Raquel Nicolette explica que os estudantes, alguns com formação em dança, ginástica ou com experiência de malabares, "têm sempre de complementar" as vertentes em que têm menos à-vontade, porque "a ideia é que todos tenham um corpo acrobático".

A professora orienta um curso de fim-de-tarde, destinado a quem "quer rabalhar mais o seu potencial circense", e sublinha a grande procura de "estrangeiros, que "vêm de propósito para aperfeiçoar uma técnica" e que transformam as aulas numa "multidão de línguas".

Rui Rebelo pretende que os seus alunos, no final do curso, "saibam expressar-se musicalmente e que sejam novos ouvintes de música", mas que, acima de tudo, percam os preconceitos, ensinando-lhes que "a musicalidade está em tudo".

"Se não conseguirem tocar, sabem escolher a banda sonora ideal para uma determinada cena", explica.

O edifício do Chapitô concentra muitas actividades, mas é através da Companhia que a instituição mais estende os seus "tentáculos" para fora das parede s da casa da Costa do Castelo.

"Viajamos muito com os espectáculos. Fazemos muita itinerância nacional e internacional", adianta Rui Rebelo, recordando visitas a países como o Irão, China, Brasil, Cabo Verde, Espanha ou Itália.

A Companhia pratica um "teatro mais físico, em que o texto tem um papel muito mais secundário, com uma narrativa mais musical e visual, usando quase sempre referências universais, como Dom Quixote, a Bíblia ou Romeu e Julieta".

Esta itinerância permitiu-lhes constatar que a Companhia "é mal-interpretada em Lisboa, tem muito mais reconhecimento e é bastante mais acarinhada" no estrangeiro e fora da capital.

Rui Rebelo justifica este facto com "o estigma de que no Chapitô só há palhacinhos e `freaks`", mas que não é "de todo o que se faz" naquela instituiçã o, "que é uma casa muito grande".

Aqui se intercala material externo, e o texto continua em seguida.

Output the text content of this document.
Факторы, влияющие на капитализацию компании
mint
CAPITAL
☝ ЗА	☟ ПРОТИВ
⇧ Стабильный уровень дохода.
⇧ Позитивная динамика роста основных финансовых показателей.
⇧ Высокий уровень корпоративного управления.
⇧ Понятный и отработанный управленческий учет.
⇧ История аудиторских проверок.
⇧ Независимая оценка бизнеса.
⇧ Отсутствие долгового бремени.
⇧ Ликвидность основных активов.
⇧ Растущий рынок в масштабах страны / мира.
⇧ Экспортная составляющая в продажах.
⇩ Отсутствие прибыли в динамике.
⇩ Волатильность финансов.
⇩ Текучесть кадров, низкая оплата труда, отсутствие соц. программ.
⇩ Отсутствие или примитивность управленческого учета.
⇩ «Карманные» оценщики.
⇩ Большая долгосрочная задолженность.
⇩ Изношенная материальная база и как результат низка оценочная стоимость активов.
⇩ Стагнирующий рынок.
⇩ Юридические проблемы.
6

Para mudar esta percepção e garantir "outro tipo de visibilidade" à Companhia, "é quase vital" a abertura do Chapitô-Rio, na área do Porto de Lisboa, onde existirá uma sala com 200 lugares, ao contrário das 80 pessoas que a tenda alberga actualmente.

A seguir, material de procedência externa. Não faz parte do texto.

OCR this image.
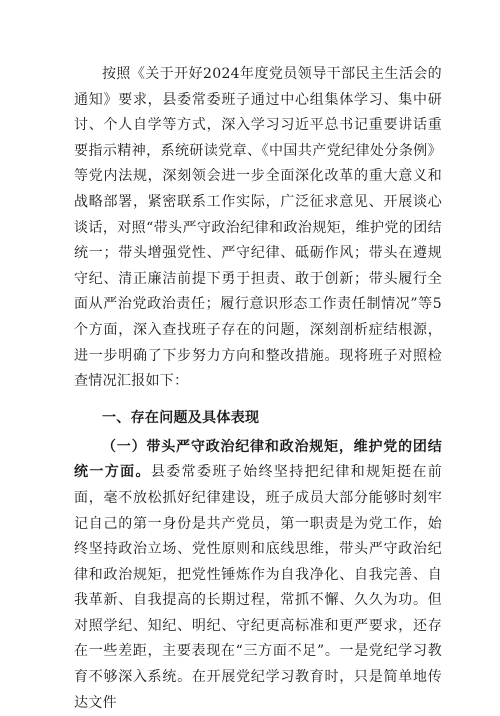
按照《关于开好2024年度党员领导干部民主生活会的通知》要求，县委常委班子通过中心组集体学习、集中研讨、个人自学等方式，深入学习习近平总书记重要讲话重要指示精神，系统研读党章、《中国共产党纪律处分条例》等党内法规，深刻领会进一步全面深化改革的重大意义和战略部署，紧密联系工作实际，广泛征求意见、开展谈心谈话，对照“带头严守政治纪律和政治规矩，维护党的团结统一；带头增强党性、严守纪律、砥砺作风；带头在遵规守纪、清正廉洁前提下勇于担责、敢于创新；带头履行全面从严治党政治责任；履行意识形态工作责任制情况”等5个方面，深入查找班子存在的问题，深刻剖析症结根源，进一步明确了下步努力方向和整改措施。现将班子对照检查情况汇报如下：

一、存在问题及具体表现

（一）带头严守政治纪律和政治规矩，维护党的团结统一方面。县委常委班子始终坚持把纪律和规矩挺在前面，毫不放松抓好纪律建设，班子成员大部分能够时刻牢记自己的第一身份是共产党员，第一职责是为党工作，始终坚持政治立场、党性原则和底线思维，带头严守政治纪律和政治规矩，把党性锤炼作为自我净化、自我完善、自我革新、自我提高的长期过程，常抓不懈、久久为功。但对照学纪、知纪、明纪、守纪更高标准和更严要求，还存在一些差距，主要表现在“三方面不足”。一是党纪学习教育不够深入系统。在开展党纪学习教育时，只是简单地传达文件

As novas instalações deverão acolher exposições, uma sala de espectáculos, uma escola de "rock" e a "Casa das Casas", um museu ligado às artes do circo e do cabaret, com espólios de velhos artistas, adiantou Teresa Ricou.

De olhos postos, como sempre, no rio Tejo, o Chapitô comemora ao longo deste ano, com várias iniciativas, os 25 anos da instituição, os 15 da Escola Profissional e os dez da Companhia.

Para Teresa Ricou, "são 25 anos de trabalho cultural, social e de formação de jovens e de novos públicos" e que só foram possíveis "trabalhando, trabalhando, trabalhando" como uma "formiguinha, formiguinha, formiguinha".